Boston College is one of 800 institutions of higher education and private scholarship programs which have replaced the standard Financial Aid Form, which has been in use since 1978, with PROFILE. According to the CSS, the PROFILE system reduces or eliminates the need for separate institutional applications. Students can provide all the information up front to apply for private funds at the colleges and universities or scholarship agencies from which they are seeking help. PROFILE permits applicants to enter the processing system using a paper form, a telephone, the Internet or another computer network.

While not all of PROFILE's features are in place yet, University administrators said the system already provides a major advantage because it operates on a more flexible schedule than the FAF. Using PROFILE, the University can begin processing and awarding financial aid for freshmen earlier in the academic year.

"This is helpful for a couple of reasons," said Financial Aid Office Director Bernard Pekala. "We have been able to move our deadline for early action up to Oct. 15 and with PROFILE we should be able to inform students and their families about financial aid by the end of the calendar year, whereas in the past they might not find out until the spring. This gives them more opportunity to prepare and explore their options.

"Since we can deal with most incoming freshmen in the fall," Pekala continued, "that means we can devote more time to returning students in the spring. We are thus able to spread out our workload more and provide better service all around."

Another improvement, Lay and Pekala note, is that PROFILE paints a clearer picture of a family's financial situation and how it might relate to college costs. For example, Pekala noted, the section for adjusted gross income in PROFILE is far easier to process than in previous forms, which "only asked for components instead of the total." PROFILE also "gives us three years worth of information, so we can get a sense of any patterns in family income," Pekala added.

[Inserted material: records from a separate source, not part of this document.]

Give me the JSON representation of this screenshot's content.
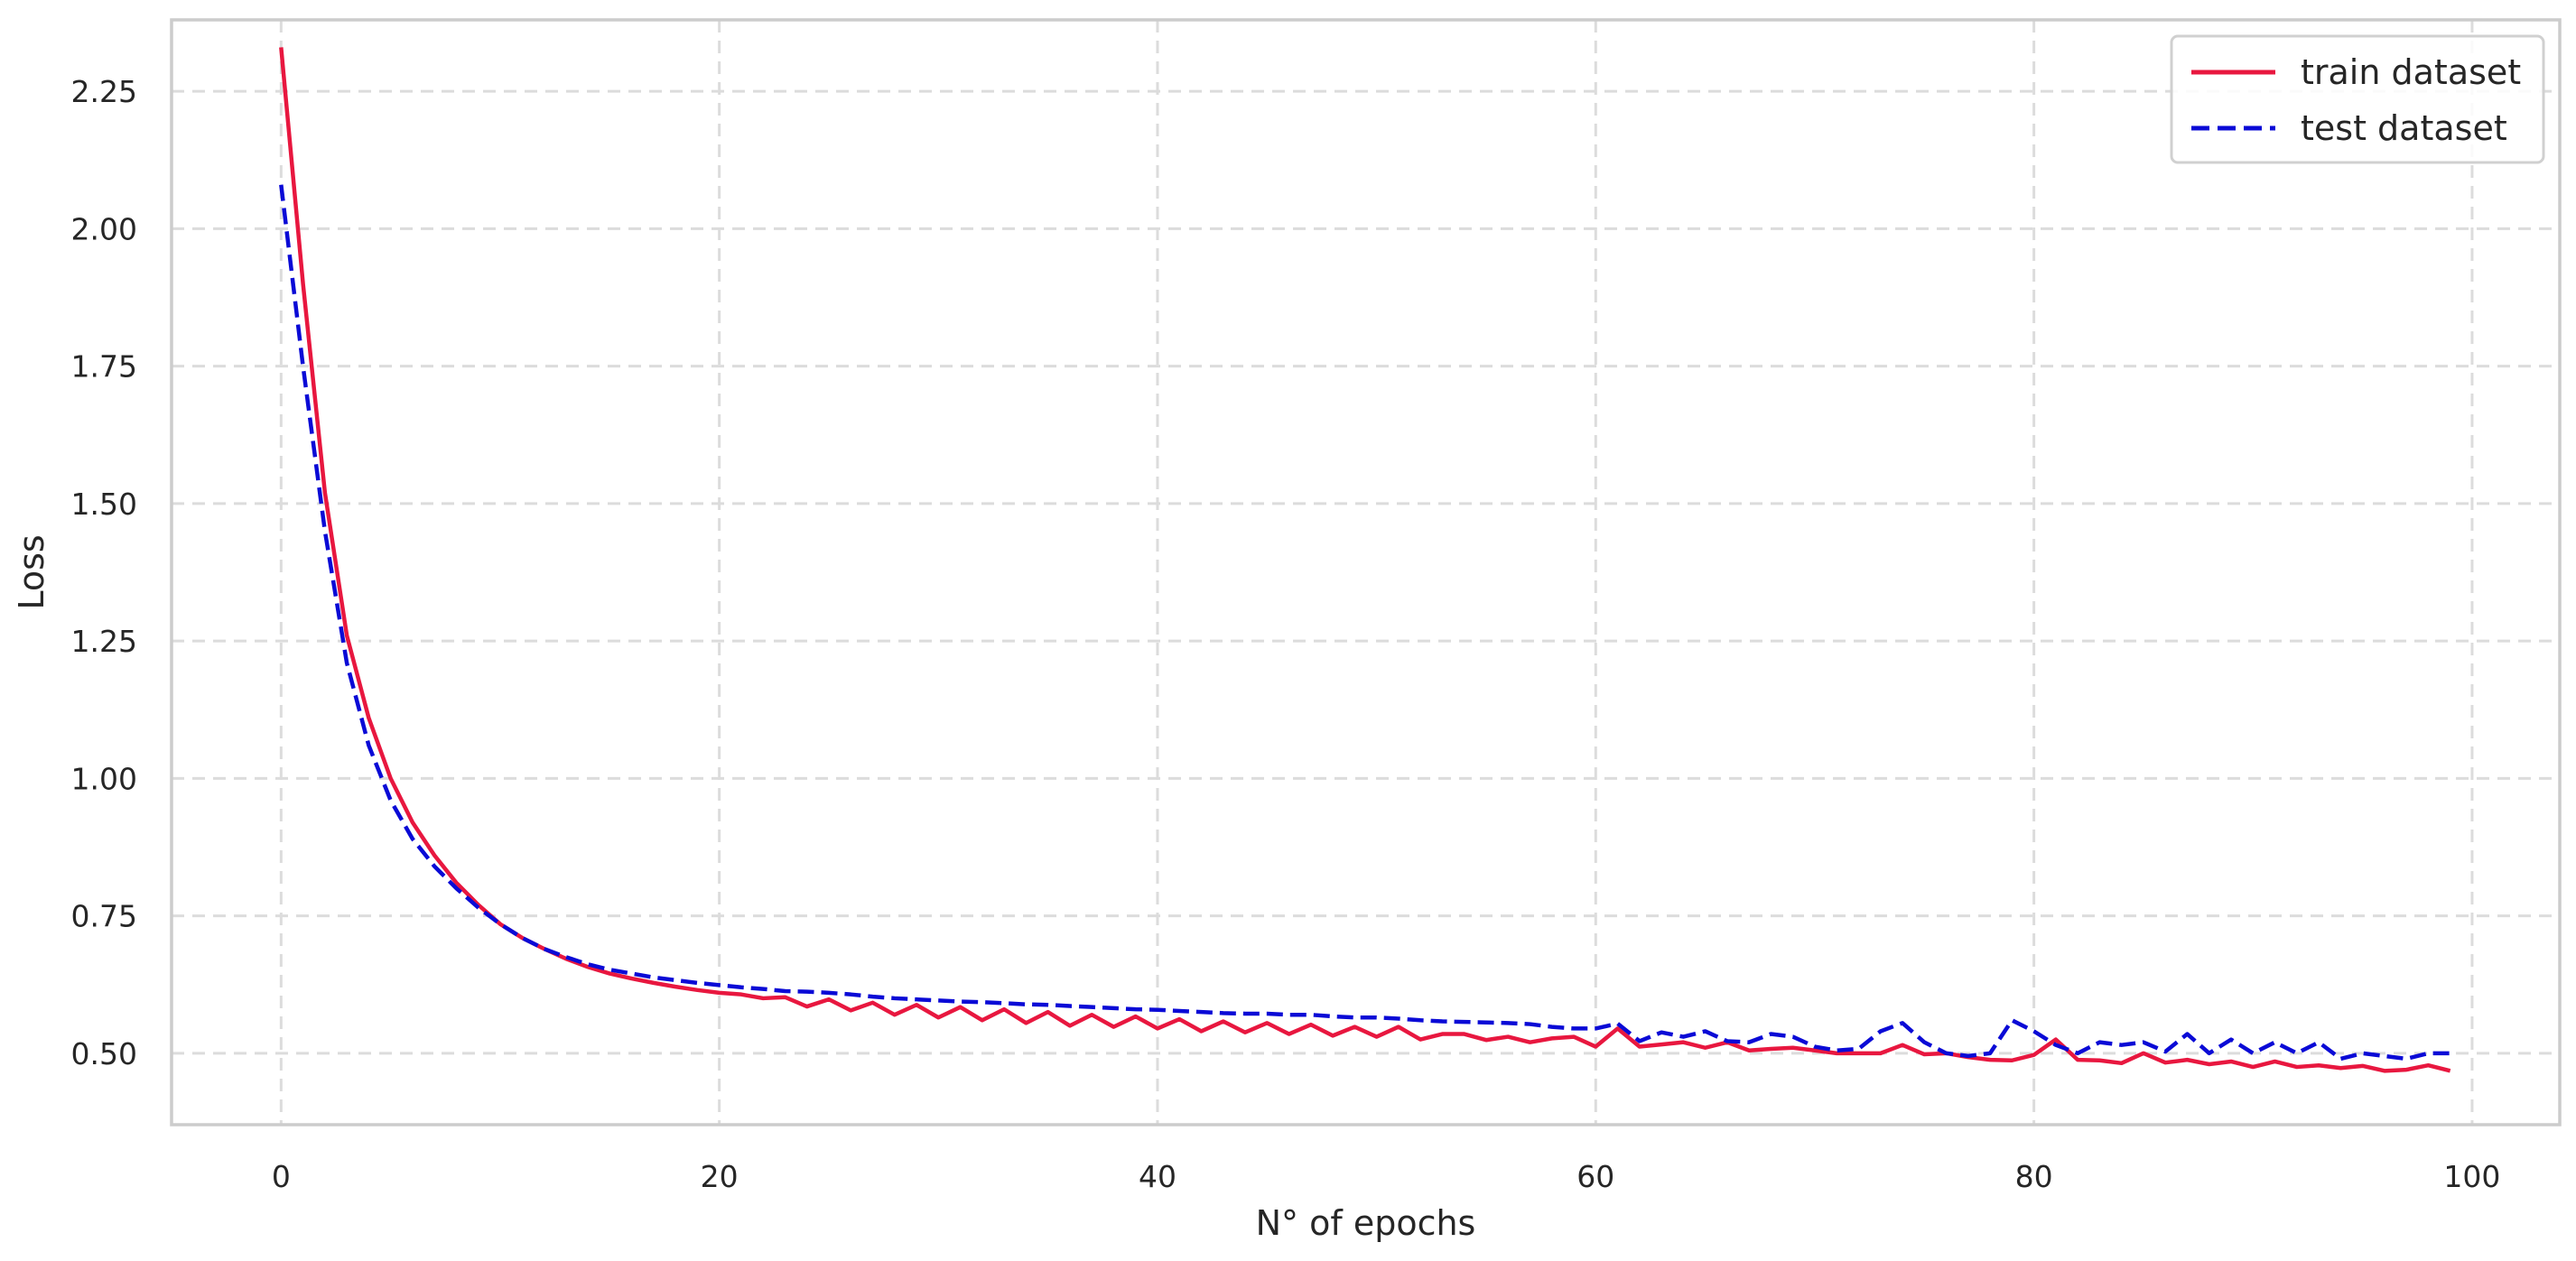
{
  "chart_data": {
    "type": "line",
    "title": "",
    "xlabel": "N° of epochs",
    "ylabel": "Loss",
    "xlim": [
      -5,
      104
    ],
    "ylim": [
      0.37,
      2.38
    ],
    "xticks": [
      0,
      20,
      40,
      60,
      80,
      100
    ],
    "yticks": [
      0.5,
      0.75,
      1.0,
      1.25,
      1.5,
      1.75,
      2.0,
      2.25
    ],
    "xtick_labels": [
      "0",
      "20",
      "40",
      "60",
      "80",
      "100"
    ],
    "ytick_labels": [
      "0.50",
      "0.75",
      "1.00",
      "1.25",
      "1.50",
      "1.75",
      "2.00",
      "2.25"
    ],
    "grid": true,
    "grid_style": "dashed",
    "legend_position": "upper right",
    "x": [
      0,
      1,
      2,
      3,
      4,
      5,
      6,
      7,
      8,
      9,
      10,
      11,
      12,
      13,
      14,
      15,
      16,
      17,
      18,
      19,
      20,
      21,
      22,
      23,
      24,
      25,
      26,
      27,
      28,
      29,
      30,
      31,
      32,
      33,
      34,
      35,
      36,
      37,
      38,
      39,
      40,
      41,
      42,
      43,
      44,
      45,
      46,
      47,
      48,
      49,
      50,
      51,
      52,
      53,
      54,
      55,
      56,
      57,
      58,
      59,
      60,
      61,
      62,
      63,
      64,
      65,
      66,
      67,
      68,
      69,
      70,
      71,
      72,
      73,
      74,
      75,
      76,
      77,
      78,
      79,
      80,
      81,
      82,
      83,
      84,
      85,
      86,
      87,
      88,
      89,
      90,
      91,
      92,
      93,
      94,
      95,
      96,
      97,
      98,
      99
    ],
    "series": [
      {
        "name": "train dataset",
        "color": "#e8173f",
        "style": "solid",
        "values": [
          2.33,
          1.9,
          1.52,
          1.26,
          1.11,
          1.0,
          0.92,
          0.86,
          0.81,
          0.77,
          0.735,
          0.71,
          0.69,
          0.672,
          0.657,
          0.645,
          0.636,
          0.628,
          0.621,
          0.615,
          0.61,
          0.607,
          0.6,
          0.602,
          0.585,
          0.598,
          0.578,
          0.592,
          0.57,
          0.588,
          0.565,
          0.584,
          0.56,
          0.58,
          0.555,
          0.575,
          0.55,
          0.57,
          0.548,
          0.567,
          0.545,
          0.562,
          0.54,
          0.558,
          0.538,
          0.555,
          0.535,
          0.552,
          0.532,
          0.548,
          0.53,
          0.548,
          0.525,
          0.535,
          0.535,
          0.524,
          0.53,
          0.52,
          0.527,
          0.53,
          0.512,
          0.545,
          0.512,
          0.516,
          0.52,
          0.51,
          0.52,
          0.505,
          0.508,
          0.51,
          0.505,
          0.5,
          0.5,
          0.5,
          0.515,
          0.498,
          0.5,
          0.493,
          0.488,
          0.487,
          0.497,
          0.525,
          0.488,
          0.487,
          0.482,
          0.5,
          0.483,
          0.488,
          0.48,
          0.485,
          0.475,
          0.485,
          0.475,
          0.478,
          0.473,
          0.477,
          0.468,
          0.47,
          0.478,
          0.468
        ]
      },
      {
        "name": "test dataset",
        "color": "#0a0ad6",
        "style": "dashed",
        "values": [
          2.08,
          1.75,
          1.45,
          1.21,
          1.06,
          0.96,
          0.89,
          0.84,
          0.8,
          0.765,
          0.735,
          0.71,
          0.69,
          0.675,
          0.662,
          0.652,
          0.645,
          0.638,
          0.633,
          0.628,
          0.624,
          0.62,
          0.617,
          0.613,
          0.612,
          0.61,
          0.607,
          0.603,
          0.6,
          0.598,
          0.596,
          0.594,
          0.593,
          0.591,
          0.589,
          0.588,
          0.586,
          0.584,
          0.582,
          0.58,
          0.579,
          0.577,
          0.575,
          0.573,
          0.572,
          0.572,
          0.57,
          0.57,
          0.567,
          0.565,
          0.565,
          0.563,
          0.56,
          0.558,
          0.557,
          0.556,
          0.555,
          0.553,
          0.548,
          0.545,
          0.545,
          0.554,
          0.522,
          0.538,
          0.53,
          0.54,
          0.522,
          0.52,
          0.535,
          0.53,
          0.512,
          0.505,
          0.508,
          0.54,
          0.555,
          0.52,
          0.5,
          0.495,
          0.5,
          0.56,
          0.54,
          0.515,
          0.5,
          0.52,
          0.515,
          0.52,
          0.503,
          0.535,
          0.5,
          0.525,
          0.5,
          0.52,
          0.5,
          0.52,
          0.49,
          0.5,
          0.495,
          0.49,
          0.5,
          0.5
        ]
      }
    ]
  }
}
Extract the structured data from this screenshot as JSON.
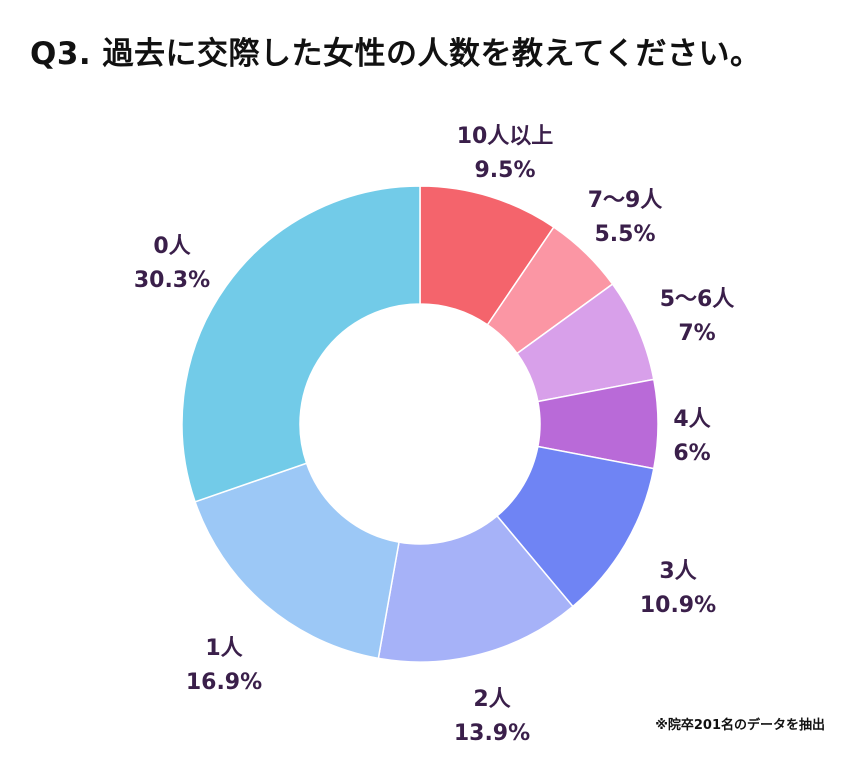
{
  "chart_data": {
    "type": "pie",
    "title": "Q3. 過去に交際した女性の人数を教えてください。",
    "note": "※院卒201名のデータを抽出",
    "donut": true,
    "label_color": "#3a1f4a",
    "slices": [
      {
        "label": "10人以上",
        "value": 9.5,
        "display": "9.5%",
        "color": "#f4646c"
      },
      {
        "label": "7〜9人",
        "value": 5.5,
        "display": "5.5%",
        "color": "#fb96a4"
      },
      {
        "label": "5〜6人",
        "value": 7,
        "display": "7%",
        "color": "#d8a0ea"
      },
      {
        "label": "4人",
        "value": 6,
        "display": "6%",
        "color": "#b96ad8"
      },
      {
        "label": "3人",
        "value": 10.9,
        "display": "10.9%",
        "color": "#6f84f4"
      },
      {
        "label": "2人",
        "value": 13.9,
        "display": "13.9%",
        "color": "#a6b2f8"
      },
      {
        "label": "1人",
        "value": 16.9,
        "display": "16.9%",
        "color": "#9cc8f6"
      },
      {
        "label": "0人",
        "value": 30.3,
        "display": "30.3%",
        "color": "#72cbe8"
      }
    ]
  }
}
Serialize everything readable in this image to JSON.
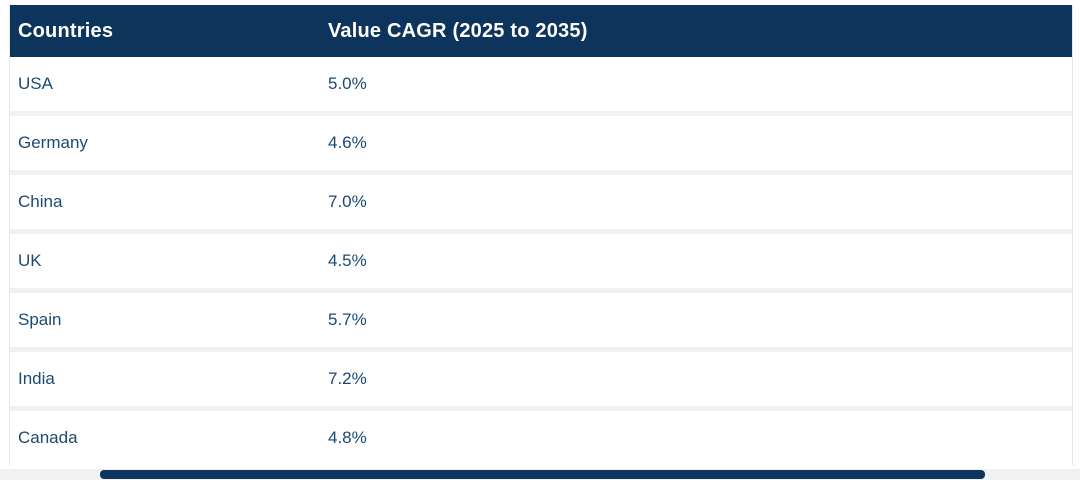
{
  "chart_data": {
    "type": "table",
    "title": "Value CAGR (2025 to 2035)",
    "columns": [
      "Countries",
      "Value CAGR (2025 to 2035)"
    ],
    "categories": [
      "USA",
      "Germany",
      "China",
      "UK",
      "Spain",
      "India",
      "Canada"
    ],
    "values": [
      5.0,
      4.6,
      7.0,
      4.5,
      5.7,
      7.2,
      4.8
    ],
    "value_labels": [
      "5.0%",
      "4.6%",
      "7.0%",
      "4.5%",
      "5.7%",
      "7.2%",
      "4.8%"
    ]
  },
  "table": {
    "header": {
      "countries": "Countries",
      "value_cagr": "Value CAGR (2025 to 2035)"
    },
    "rows": [
      {
        "country": "USA",
        "value": "5.0%"
      },
      {
        "country": "Germany",
        "value": "4.6%"
      },
      {
        "country": "China",
        "value": "7.0%"
      },
      {
        "country": "UK",
        "value": "4.5%"
      },
      {
        "country": "Spain",
        "value": "5.7%"
      },
      {
        "country": "India",
        "value": "7.2%"
      },
      {
        "country": "Canada",
        "value": "4.8%"
      }
    ]
  },
  "colors": {
    "header_bg": "#0d345c",
    "header_text": "#ffffff",
    "row_bg": "#ffffff",
    "row_text": "#1b4973",
    "row_separator": "#f0f1f3",
    "side_border": "#e4e5ea",
    "scrollbar_track": "#f1f1f4",
    "scrollbar_thumb": "#0d345c"
  }
}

The Financial Aid Office is implementing and considering some refinements of its own, Pekala said. It has installed a new phone queuing system, allowing callers to stay on the line until a staff member can help them. While they wait, recorded messages provide financial aid-related information. The office itself has been redesigned, he said, with a student service counter to handle inquiries faster and more efficiently. In addition, the office is designing a home page on the World Wide Web, which will feature links to other sites containing information on scholarships and financial aid.

"Like many other offices throughout the University, we are trying to re-engineer the ways we do things," Lay said. "By using different procedures and taking advantage of the technology available, we hope to make some noticeable differences in how we serve the students."